Abstract:
As the popularity of passive investment has grown it has given rise to numerous
phenomena. Among these is a pricing anomaly around the event of a share entering
or exiting an index. Numerous event studies have quoted theoretical performance
figures that can be achieved by trading on this event. However they do not consider
the practical elements of an investor trying to achieve these.

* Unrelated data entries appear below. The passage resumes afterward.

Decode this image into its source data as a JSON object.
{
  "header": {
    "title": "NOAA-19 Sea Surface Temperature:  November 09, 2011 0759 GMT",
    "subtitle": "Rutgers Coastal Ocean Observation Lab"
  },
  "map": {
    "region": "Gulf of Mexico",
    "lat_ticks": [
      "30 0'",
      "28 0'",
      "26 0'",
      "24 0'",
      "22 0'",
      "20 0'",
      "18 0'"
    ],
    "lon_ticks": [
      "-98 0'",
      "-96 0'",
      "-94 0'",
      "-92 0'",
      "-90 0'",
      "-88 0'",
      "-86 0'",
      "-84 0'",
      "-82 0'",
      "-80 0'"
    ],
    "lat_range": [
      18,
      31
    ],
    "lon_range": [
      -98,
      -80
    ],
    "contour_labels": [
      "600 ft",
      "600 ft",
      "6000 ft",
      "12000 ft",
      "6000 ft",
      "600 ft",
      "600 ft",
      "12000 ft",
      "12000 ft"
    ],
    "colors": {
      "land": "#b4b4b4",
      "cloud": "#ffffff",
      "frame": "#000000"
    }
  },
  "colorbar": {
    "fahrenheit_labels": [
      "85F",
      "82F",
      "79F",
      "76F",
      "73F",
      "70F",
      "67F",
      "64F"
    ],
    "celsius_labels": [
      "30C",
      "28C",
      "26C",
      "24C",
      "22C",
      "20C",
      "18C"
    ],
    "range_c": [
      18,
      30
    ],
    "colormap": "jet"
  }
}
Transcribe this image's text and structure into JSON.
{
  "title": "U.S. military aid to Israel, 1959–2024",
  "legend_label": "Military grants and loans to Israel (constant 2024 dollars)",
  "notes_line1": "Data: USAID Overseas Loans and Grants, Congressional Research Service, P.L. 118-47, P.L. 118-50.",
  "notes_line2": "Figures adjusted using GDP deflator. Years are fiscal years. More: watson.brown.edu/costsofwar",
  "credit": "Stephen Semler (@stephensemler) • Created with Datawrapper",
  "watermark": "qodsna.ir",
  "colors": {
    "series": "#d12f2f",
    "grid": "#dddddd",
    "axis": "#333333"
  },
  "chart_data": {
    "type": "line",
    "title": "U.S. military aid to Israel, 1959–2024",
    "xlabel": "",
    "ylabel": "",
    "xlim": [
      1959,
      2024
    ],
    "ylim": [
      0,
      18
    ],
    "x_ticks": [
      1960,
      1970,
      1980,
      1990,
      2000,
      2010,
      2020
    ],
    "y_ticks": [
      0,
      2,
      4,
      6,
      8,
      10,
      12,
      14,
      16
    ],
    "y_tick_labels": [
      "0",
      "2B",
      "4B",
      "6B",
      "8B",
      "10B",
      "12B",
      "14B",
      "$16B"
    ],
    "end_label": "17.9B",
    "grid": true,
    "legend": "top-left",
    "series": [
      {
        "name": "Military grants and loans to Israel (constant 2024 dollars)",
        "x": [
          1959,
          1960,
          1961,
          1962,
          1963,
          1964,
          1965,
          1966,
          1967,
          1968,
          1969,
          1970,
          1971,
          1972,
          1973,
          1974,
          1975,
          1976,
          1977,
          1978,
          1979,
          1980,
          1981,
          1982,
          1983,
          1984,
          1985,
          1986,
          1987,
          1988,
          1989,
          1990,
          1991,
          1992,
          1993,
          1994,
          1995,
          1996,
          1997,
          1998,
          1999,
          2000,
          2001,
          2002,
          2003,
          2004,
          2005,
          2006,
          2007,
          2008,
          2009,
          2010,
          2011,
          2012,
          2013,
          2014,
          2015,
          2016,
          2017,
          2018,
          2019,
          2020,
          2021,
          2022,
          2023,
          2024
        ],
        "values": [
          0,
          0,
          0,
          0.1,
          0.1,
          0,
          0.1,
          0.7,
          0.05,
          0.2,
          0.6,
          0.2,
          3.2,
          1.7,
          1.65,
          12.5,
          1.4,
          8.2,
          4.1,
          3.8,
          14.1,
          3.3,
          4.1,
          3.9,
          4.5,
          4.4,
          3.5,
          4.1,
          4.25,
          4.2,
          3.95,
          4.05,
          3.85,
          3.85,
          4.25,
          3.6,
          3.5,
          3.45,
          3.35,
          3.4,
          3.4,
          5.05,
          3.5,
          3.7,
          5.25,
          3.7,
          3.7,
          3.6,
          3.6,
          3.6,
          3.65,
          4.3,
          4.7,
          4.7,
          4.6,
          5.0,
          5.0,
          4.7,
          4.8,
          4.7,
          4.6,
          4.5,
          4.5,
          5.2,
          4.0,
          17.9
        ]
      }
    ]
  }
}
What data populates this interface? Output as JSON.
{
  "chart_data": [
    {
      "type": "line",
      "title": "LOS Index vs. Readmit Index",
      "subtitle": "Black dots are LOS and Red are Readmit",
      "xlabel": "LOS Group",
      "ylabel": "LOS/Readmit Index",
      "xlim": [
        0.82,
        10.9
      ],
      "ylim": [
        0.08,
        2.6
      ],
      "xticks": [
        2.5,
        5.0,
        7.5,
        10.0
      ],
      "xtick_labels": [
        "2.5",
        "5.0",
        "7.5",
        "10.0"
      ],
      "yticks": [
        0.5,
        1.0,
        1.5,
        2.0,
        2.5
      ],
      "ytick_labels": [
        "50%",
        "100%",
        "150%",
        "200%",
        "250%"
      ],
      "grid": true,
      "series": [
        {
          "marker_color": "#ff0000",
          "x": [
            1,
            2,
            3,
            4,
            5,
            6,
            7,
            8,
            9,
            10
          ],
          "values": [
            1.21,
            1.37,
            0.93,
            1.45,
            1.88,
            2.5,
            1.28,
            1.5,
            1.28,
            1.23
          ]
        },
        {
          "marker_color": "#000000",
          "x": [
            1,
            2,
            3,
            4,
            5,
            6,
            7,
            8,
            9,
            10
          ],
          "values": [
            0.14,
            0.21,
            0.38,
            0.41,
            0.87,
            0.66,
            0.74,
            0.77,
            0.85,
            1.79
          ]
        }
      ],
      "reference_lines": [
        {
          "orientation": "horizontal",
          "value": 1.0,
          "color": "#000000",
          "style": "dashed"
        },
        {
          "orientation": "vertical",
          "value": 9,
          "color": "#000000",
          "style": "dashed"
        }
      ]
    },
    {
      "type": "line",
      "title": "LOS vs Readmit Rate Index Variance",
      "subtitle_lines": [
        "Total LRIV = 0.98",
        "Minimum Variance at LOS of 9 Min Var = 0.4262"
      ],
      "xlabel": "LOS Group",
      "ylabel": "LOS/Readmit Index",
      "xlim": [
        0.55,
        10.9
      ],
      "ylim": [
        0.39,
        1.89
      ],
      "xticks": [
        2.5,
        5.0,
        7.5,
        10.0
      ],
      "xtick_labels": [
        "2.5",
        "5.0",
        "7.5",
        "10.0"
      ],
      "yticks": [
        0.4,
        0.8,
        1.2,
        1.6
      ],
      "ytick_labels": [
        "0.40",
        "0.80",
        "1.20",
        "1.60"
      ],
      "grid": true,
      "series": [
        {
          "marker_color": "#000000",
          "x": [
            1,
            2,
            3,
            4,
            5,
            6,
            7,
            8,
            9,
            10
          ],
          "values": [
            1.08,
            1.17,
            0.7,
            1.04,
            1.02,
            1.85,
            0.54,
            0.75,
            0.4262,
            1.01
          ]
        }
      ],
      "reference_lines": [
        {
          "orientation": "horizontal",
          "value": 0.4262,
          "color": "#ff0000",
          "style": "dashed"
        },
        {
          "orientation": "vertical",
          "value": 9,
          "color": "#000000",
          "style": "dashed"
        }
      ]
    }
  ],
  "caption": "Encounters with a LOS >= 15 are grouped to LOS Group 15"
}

This study sought to understand whether this event can be practically traded by an
investor. This has provided insight into the realities of the event beyond the
theoretical observations in the existing literature. The findings hold relevance for
passive and active investors alike, as well as management of the listed companies
within this segment of the market. This study calculated two different investment
styles, which the literature has suggested should be profitable, but has applied
practicality constraints in order to test the real world applicability of the findings. The
two styles were built and iterated to optimise the performance using share data from
the Johannesburg Stock Exchange (JSE) between January 2005 and September
2019.
The results showed style 1 was unable to outperform the J200 or J201 on a
consistent basis. Style 2 was able to massively outperform, theoretically achieving
226% annual returns. However once the practicality constraints, primarily cost, was
factored in the style produced a -30% return over the full period. This raises
significant questions of the, until now, belief that this event produces a large
outperformance which is likely being traded by investors.